I’m doubting this would be much useful for non-big numbers. When operating which large ints where this matters, you’d easily be approaching the domain limits of fixed-size integer types. If you want safe arithmetics for large numbers, you need to use Big* anyway.
So implementing this only for Big* using the already availble gmp functions sounds great. If we only provided it for Big*, we should perhaps call the method BigInt.sqrt.

2 Likes

The PR for bit_length creates incorrect results for large numbers as it uses Math.log2(n).to_i.

module BitLength
  def bit_length()
    x = self < 0 ? ~self : self

    if x.is_a?(Int::Primitive)
      self.class.new(sizeof(self) * 8 - x.leading_zeros_count)
    else
      self.class.new(Math.log2(x).to_i + 1)
    end
  end
end

struct Int; include BitLength end

# tests
puts "(10 ** 29).bit_length = #{(10.to_big_i ** 29).bit_length}"     # should be 97
puts "(10 ** 30).bit_length = #{(10.to_big_i ** 30).bit_length}"     # should be 100
puts "(10 ** 31).bit_length = #{(10.to_big_i ** 31).bit_length}"     # should be 103
puts "(10 ** 100).bit_length = #{(10.to_big_i ** 100).bit_length}"   # should be 333
puts "(10 ** 308).bit_length = #{(10.to_big_i ** 308).bit_length}"   # should be 1024
puts "(10 ** 309).bit_length = #{(10.to_big_i ** 309).bit_length.to_big_i}"   # should be 1027
puts "(10 ** 3010).bit_length = #{(10.to_big_i ** 3010).bit_length.to_big_i}" # should be 10000

However, the results are:

(10 ** 29).bit_length = 97
(10 ** 30).bit_length = 100
(10 ** 31).bit_length = 103
(10 ** 100).bit_length = 333
(10 ** 308).bit_length = 1024
(10 ** 309).bit_length = -2147483647
(10 ** 3010).bit_length = -2147483647

Again Math.log2(n) will always produce incorrect results for numbers past a certain size.
Does GMP provide an intrinsic method to perform bit_length?
I couldn’t find it, which is why I ended up using n.to_s(2).size as it seems to always work correctly.

Need to run spec against very large numbers, and check against results from n.to_s(2).size.

1 Like

For many (most) numerical algorithms you don’t know the dynamic range of your inputs for your data set. However, you always want your roots to be the same type as its value, to maintain data type continuity.

Your suggestion would mean the user would have to know the data type for each members of a data set, and then use the appropriate method. This is untenable, and unnecessary.

The suggested methods can work on all Integer types and return the same data type.

However, you do not need it, right?

The nth root of an integer is strictly smaller than the receiver except for a couple of edge cases. You stay in the type. So one option could be to make it polymorphic: isqrt could be computed in a simple way for primitive ints (if possible), and call GMP for big ints.

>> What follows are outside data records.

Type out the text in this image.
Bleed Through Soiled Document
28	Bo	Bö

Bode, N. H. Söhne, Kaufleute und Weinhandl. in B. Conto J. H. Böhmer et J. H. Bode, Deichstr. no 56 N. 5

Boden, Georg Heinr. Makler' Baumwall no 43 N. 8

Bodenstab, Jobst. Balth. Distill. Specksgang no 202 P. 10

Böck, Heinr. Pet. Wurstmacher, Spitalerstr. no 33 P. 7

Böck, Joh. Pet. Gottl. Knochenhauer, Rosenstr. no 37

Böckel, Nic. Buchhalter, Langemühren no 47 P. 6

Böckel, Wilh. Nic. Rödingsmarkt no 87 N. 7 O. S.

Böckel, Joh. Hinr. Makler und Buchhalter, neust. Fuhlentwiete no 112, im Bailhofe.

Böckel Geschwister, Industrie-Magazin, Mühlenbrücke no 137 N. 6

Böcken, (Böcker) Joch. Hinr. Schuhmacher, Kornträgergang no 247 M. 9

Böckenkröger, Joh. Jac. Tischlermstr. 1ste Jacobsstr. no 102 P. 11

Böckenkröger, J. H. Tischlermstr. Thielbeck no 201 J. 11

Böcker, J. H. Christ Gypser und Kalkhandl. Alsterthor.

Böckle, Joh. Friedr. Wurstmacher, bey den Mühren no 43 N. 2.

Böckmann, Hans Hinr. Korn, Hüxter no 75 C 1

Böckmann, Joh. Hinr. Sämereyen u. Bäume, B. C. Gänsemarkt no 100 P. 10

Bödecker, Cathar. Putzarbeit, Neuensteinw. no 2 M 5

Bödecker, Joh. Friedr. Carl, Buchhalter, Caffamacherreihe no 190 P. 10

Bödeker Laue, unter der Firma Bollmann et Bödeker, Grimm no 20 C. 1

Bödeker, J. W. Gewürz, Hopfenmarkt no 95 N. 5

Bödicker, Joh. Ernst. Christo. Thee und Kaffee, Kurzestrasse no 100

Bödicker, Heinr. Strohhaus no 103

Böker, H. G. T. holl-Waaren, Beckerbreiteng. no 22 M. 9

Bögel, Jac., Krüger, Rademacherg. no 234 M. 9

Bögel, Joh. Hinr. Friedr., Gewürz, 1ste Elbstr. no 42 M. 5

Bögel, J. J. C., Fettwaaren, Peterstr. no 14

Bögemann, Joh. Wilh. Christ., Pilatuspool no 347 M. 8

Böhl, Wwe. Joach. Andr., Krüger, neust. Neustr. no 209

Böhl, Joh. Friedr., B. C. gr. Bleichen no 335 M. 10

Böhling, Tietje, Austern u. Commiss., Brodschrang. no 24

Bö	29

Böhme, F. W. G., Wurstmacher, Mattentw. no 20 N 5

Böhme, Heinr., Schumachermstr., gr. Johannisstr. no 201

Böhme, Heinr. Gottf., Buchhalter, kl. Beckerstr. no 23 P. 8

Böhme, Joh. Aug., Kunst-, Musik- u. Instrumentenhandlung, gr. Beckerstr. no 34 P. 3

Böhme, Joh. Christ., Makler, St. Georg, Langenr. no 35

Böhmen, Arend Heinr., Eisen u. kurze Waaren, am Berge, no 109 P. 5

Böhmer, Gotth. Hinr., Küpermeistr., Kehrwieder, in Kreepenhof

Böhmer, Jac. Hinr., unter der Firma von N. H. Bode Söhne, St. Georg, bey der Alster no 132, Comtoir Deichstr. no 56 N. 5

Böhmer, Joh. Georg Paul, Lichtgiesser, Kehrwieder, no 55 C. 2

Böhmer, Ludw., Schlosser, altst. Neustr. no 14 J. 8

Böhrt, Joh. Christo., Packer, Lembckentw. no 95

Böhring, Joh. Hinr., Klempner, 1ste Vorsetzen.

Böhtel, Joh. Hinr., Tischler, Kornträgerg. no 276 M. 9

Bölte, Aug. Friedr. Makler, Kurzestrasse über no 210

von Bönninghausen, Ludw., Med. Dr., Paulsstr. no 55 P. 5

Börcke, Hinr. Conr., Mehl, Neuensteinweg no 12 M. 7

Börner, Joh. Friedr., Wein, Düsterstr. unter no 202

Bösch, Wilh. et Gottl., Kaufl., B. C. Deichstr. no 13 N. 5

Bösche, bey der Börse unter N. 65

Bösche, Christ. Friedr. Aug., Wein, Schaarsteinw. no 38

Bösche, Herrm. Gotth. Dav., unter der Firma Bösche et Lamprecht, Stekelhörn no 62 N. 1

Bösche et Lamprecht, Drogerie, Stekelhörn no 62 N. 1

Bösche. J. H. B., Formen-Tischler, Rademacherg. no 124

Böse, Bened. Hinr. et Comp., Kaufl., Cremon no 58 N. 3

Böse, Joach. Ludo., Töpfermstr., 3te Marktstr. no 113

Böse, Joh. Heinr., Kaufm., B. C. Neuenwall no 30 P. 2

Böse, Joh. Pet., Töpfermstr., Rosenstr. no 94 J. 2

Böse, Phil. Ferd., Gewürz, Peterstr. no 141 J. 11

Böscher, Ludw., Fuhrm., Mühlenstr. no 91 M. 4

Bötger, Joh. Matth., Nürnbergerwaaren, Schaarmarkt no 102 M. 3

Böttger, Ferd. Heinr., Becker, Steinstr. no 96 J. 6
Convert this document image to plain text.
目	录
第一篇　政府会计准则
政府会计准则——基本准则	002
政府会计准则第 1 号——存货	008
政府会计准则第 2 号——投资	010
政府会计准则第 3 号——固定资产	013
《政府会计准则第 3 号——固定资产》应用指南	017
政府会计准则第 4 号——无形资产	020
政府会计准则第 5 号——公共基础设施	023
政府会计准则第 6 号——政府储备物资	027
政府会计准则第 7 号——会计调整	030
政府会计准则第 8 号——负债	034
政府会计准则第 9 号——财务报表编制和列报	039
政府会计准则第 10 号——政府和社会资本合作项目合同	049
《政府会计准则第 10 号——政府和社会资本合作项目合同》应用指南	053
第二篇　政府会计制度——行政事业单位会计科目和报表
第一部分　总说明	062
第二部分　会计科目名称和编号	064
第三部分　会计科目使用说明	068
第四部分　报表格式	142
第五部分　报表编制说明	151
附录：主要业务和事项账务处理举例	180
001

It’s been a long time since I finished my degree, but I recall some number theoretic algorithms naturally used integer square roots. It definitely has use cases depending on your domain.

Good point. I’ll change it to use to_s(2).size

Ruby use the GMP library too, so it may be instructive to dig into the dirty details of what/how they actually implement bit_length to handle all the cases dynamically.

I couldn’t find that function in GMP, and I believe Ruby doesn’t use GMP for all the operations.

It seems weird to have two methods named the same thing that produce different results. Maybe it could be sqrt and sqrt_big or something? Just a thought…